As Johnson also found, even a substantial majority is no longer a guarantee that a government can get its business through if its own backbenchers are opposed and have worked out how to work together. And the rebellion on the welfare reform bill seems to have been very well organised – rapidly achieving strength in numbers which made it harder for whips to pick off individuals and persuade them to withdraw their support for the ‘reasoned amendment’.  New communications tools, such as WhatsApp, make it far easier to organise this type of campaign – even when MPs are scattered in their constituencies – than in years past when a rebellion would have to have been organised laboriously in person, and been easier for the whips to detect and challenge. 

Ministers need to learn the right lessons from this challenge

During Brexit and covid, parliamentarians became used to the accelerated passage of bills, squeezed opportunities for scrutiny and increasingly liberal creation and use of delegated powers. These were existing trends which were amped up by the time pressures exerted on parliament by these two external challenges. But Labour now needs to make good on its pre-election promises to reverse them. 

Over hasty policy making, introducing legislation without adequate preparation and minimising opportunities for MPs to look at policy are bad ways to govern and less likely to produce the long-term outcomes any government wants. This is the lesson the government should take from its attempt to introduce significant welfare cuts in response to an adverse OBR spring statement forecast and without adequate groundwork. 

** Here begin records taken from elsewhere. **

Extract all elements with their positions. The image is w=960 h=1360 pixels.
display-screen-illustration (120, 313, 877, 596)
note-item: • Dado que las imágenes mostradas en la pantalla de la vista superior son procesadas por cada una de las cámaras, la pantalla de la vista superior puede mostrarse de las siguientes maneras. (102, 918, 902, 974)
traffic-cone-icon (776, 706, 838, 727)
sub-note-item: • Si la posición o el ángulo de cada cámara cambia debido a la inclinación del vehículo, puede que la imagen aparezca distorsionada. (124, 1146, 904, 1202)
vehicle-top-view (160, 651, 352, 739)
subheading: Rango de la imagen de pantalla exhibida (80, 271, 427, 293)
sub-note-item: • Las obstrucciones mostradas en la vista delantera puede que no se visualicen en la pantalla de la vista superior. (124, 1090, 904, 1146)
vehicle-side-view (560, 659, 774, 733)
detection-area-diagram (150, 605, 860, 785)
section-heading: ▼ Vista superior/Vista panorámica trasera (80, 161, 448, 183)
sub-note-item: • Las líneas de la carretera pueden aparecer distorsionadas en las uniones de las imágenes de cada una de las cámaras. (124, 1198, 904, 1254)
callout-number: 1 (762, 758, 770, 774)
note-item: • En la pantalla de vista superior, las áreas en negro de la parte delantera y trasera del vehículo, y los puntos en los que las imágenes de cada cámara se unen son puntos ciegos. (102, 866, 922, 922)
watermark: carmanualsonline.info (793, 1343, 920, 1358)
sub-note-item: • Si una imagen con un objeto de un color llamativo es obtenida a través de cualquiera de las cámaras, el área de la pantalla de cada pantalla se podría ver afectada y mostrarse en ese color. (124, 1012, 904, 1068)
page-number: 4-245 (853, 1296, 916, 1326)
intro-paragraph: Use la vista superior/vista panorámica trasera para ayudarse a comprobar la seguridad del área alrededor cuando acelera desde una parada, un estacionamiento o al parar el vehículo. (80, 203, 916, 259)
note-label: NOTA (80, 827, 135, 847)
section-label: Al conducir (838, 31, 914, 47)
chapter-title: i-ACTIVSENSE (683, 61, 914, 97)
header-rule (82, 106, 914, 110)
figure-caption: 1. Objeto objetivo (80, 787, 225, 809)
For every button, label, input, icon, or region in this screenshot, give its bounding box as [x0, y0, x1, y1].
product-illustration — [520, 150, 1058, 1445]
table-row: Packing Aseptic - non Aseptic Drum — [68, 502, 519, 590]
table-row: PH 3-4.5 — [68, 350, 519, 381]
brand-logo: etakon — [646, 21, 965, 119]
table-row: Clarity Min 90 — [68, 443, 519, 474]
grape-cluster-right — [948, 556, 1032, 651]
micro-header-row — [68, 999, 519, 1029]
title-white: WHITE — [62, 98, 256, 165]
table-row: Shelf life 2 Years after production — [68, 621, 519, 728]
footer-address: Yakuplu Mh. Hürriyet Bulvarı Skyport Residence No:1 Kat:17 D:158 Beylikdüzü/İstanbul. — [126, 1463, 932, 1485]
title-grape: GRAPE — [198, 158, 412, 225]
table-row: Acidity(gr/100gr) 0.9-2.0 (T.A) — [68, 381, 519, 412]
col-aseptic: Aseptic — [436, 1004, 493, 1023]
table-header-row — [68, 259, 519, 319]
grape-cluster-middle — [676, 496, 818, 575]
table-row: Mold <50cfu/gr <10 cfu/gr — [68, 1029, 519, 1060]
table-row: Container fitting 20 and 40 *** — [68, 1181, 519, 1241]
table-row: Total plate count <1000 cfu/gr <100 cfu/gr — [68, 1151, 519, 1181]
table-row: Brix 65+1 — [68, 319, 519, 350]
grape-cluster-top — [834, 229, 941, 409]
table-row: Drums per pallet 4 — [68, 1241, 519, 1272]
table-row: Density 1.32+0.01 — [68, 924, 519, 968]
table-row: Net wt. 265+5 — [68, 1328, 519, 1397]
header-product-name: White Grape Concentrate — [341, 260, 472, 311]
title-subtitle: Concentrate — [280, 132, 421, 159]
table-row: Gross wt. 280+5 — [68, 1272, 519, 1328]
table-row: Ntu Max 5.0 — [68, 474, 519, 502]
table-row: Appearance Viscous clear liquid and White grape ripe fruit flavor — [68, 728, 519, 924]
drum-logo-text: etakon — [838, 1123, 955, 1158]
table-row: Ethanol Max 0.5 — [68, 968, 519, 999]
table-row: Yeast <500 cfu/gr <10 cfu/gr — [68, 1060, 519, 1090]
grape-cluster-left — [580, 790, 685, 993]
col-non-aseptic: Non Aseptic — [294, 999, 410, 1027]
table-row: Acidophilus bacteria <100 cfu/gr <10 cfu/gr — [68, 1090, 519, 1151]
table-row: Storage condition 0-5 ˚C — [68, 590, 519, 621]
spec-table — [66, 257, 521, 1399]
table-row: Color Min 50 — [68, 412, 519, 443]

For a government with large numbers of independently minded backbenchers with time on their hands and weakened incentives for loyalty, persisting with an over-hasty approach to policy development and implementation is going to be a recipe for dissatisfaction and rebellion. 

Today’s ministers need consciously to discard the precedents set over the last decade and think carefully about how to involve MPs in the development of their plans. Ministers – including the prime minister – should ensure they are accessible to their colleagues and investing personal time in parliament so that they are aware of concerns emerging. Parliament might have got used to passing legislation fast, but proper consultation, pre-legislative scrutiny where possible and a generous approach to select committee engagement  are far more likely to build and sustain support for the government’s plans. 

In the current fiscal and geopolitical context, there are lots of other difficult choices the government is going to have to need its backbenchers to back. Without a better approach, this backbench challenge will certainly not be the last.